Loading MicroPython on the BBC micro:bit is very easy.  When you plug the board into your computer it will appear as a USB storage drive.  If you drag a firmware .hex file to the drive it will be programmed to the board.  You can use either the online BBC micro:bit code editor or the desktop mu MicroPython code editor to enter MicroPython code and push it to the board.

Note on Windows if you'd like to access the board's REPL over a serial connection you'll need to follow the Windows CDC serial driver install steps below.

With the online editor you'll download a .hex file and drag it to the microbit's drive.

With the desktop mu editor just press the flash button with the board connected and it should automatically upload the MicroPython code & firmware to the board.

Jump to the Serial REPL page in this guide to learn how to access MicroPython's 'command prompt' on the board.

Windows CDC Serial Driver Install

To access the BBC micro:bit's serial port follow the instructions to install the mbed serial port driver.  Once installed the BBC micro:bit should show up as a COM port in Device Manager when connected.

Teensy 3.x

MicroPython on the Teensy 3.x microcontroller is for advanced users only! You'll need to be comfortable setting up an ARM toolchain and compiling code for the board.
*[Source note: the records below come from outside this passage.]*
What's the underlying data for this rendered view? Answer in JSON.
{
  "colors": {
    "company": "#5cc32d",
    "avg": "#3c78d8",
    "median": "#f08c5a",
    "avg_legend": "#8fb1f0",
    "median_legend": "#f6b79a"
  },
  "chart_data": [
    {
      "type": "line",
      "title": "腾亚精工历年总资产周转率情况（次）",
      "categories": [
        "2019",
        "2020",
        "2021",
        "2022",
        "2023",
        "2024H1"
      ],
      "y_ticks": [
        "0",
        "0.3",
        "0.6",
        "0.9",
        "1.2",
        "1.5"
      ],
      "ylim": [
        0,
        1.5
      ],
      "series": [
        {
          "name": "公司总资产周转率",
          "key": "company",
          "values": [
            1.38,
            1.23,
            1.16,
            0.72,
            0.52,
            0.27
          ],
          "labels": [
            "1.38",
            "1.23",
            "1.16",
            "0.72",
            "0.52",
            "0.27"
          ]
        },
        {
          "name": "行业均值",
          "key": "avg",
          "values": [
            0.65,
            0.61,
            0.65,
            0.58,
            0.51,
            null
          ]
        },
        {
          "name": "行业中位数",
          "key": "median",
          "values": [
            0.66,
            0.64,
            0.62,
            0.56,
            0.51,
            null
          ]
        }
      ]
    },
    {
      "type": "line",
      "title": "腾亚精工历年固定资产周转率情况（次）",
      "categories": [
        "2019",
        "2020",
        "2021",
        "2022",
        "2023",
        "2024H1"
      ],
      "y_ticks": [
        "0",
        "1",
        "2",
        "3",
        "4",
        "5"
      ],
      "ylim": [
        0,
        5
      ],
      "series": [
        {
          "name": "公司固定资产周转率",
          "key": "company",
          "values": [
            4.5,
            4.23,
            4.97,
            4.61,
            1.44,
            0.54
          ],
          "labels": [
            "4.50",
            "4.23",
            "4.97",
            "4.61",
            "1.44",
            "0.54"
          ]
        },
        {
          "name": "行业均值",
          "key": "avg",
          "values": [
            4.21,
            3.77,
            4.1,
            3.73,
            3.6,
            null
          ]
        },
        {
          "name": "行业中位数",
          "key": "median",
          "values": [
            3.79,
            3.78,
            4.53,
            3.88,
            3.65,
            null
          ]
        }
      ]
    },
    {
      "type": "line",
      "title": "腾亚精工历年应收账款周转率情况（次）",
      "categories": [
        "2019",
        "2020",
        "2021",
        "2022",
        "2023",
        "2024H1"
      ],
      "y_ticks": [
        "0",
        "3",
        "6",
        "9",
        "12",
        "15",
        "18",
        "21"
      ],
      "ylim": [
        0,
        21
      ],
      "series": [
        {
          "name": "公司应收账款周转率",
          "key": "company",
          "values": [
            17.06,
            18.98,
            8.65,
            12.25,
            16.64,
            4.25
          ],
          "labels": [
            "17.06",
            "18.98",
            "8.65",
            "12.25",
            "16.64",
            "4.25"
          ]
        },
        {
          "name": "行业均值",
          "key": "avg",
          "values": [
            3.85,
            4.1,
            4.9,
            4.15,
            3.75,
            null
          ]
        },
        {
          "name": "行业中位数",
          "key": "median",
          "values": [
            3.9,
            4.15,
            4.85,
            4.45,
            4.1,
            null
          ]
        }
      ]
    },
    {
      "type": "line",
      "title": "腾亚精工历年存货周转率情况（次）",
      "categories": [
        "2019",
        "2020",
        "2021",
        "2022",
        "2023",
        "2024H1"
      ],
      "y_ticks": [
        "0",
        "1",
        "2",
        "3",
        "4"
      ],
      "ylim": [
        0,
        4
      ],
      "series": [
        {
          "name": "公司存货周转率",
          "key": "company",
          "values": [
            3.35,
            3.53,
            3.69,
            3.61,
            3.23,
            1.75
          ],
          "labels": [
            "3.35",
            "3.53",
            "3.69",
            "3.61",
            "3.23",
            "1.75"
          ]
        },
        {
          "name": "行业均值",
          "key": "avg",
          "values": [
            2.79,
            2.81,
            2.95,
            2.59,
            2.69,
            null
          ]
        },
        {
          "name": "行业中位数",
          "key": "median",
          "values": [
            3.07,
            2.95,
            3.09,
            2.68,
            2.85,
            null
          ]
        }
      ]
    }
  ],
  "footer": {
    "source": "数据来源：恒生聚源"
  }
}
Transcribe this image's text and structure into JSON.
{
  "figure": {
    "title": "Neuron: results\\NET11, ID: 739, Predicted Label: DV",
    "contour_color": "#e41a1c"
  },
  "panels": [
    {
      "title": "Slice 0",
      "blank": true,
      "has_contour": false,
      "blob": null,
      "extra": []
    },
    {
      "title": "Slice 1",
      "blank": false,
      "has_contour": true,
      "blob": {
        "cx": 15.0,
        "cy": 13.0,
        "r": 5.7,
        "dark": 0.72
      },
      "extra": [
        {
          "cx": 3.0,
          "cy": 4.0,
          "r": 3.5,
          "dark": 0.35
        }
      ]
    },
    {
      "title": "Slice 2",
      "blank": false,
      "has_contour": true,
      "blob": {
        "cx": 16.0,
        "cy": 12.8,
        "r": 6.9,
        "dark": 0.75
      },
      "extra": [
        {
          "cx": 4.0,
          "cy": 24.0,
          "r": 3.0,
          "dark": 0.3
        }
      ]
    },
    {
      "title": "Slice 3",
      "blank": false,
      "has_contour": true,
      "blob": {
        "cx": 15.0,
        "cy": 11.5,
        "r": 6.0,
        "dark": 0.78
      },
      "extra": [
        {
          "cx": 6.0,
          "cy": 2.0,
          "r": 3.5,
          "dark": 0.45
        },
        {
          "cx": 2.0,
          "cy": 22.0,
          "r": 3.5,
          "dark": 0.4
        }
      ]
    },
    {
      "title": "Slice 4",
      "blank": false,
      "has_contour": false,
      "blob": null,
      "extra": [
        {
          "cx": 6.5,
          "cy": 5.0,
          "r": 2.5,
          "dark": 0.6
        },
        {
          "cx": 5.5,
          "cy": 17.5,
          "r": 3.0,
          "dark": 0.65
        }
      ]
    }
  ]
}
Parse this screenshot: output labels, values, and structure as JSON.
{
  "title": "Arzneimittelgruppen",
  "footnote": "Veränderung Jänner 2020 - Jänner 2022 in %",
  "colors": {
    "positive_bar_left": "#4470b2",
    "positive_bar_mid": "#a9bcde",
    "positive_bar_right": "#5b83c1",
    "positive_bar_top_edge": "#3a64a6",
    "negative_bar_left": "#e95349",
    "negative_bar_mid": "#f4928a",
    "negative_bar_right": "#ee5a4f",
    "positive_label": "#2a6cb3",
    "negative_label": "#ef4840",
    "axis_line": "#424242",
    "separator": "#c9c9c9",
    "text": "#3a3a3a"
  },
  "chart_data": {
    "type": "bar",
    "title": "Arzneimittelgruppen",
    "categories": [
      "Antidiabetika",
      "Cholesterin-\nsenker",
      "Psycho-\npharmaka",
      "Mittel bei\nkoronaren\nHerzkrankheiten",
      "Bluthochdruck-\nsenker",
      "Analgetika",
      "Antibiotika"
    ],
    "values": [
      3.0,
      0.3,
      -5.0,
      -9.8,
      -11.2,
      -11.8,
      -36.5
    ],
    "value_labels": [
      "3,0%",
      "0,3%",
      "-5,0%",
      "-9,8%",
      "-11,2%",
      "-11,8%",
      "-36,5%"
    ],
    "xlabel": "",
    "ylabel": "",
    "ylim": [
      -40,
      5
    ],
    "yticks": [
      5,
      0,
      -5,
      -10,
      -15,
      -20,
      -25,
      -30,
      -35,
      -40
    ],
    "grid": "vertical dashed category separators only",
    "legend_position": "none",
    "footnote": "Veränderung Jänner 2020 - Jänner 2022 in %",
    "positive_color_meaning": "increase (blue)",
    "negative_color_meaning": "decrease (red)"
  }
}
With the Teensy 3.x series of boards you'll need to do a bit of work to load them with MicroPython.  There is no pre-built firmware for these boards so you'll need to follow the instructions from MicroPython's teensy port code to compile the firmware yourself.  

Note that the Teensy MicroPython port instructions are written assuming you are using Linux.  Consider setting up a Vagrant Linux virtual machine for building firmware if you aren't using Linux.

In addition the instructions link to pages for setting up the GCC ARM toolchain which unfortunately no longer exist.  You will likely need to setup the toolchain on your own to follow the instructions.  As mentioned above getting MicroPython on the Teensy 3.x board is only for advanced users right now!

Serial REPL

For most MicroPython boards you can access the MicroPython REPL (read-evaluate-print loop) over their USB serial connections.  Be sure to first follow any instructions and install drivers specific to your board to ensure you can access the USB serial connection:

Note the WiPy board REPL is only accessible over its wireless interface with telnet. Follow the WiPy instructions for connecting to the telnet REPL instead of the steps below for accessing with a serial terminal.

Determine the name of the serial port for your board.  It's easiest to look at the serial ports with the board disconnected (on Windows check Device Manager under the Ports (COM/LPT) node, or on Mac OSX/Linux run the ls /dev/tty.* command in a terminal), then connect the board and look at the serial ports again to find the newly added port.

See the videos and and notes below for details on tools to access the REPL from different platforms.

On Windows you'll want to use a tool like PuTTY to connect to the serial port.  Download and run PuTTY, then configure it to use a serial connection to the board's COM port at 115200 baud similar to as shown below:

On Linux or Mac OSX the screen command can be used to connect to the serial port.  Run the following command to connect at 115200 baud:

screen /dev/tty.board_name 115200

Where /dev/tty.board_name is the name of the board's serial port.

When you're done using screen most versions of it allow you to exit by pressing Ctrl-a then k then y or presing Ctrl-a then typing :quit and pressing enter.

After you're connected to the serial REPL try pressing enter to confirm you see the >>> prompt.  You can also type help() and press enter on most boards to see basic usage information.

If you can't get a >>> prompt to appear try pressing Ctrl-c a couple times to interrupt any running program on the board.

That's all there is to connecting to the board's serial REPL, you're ready to start typing in and running MicroPython code!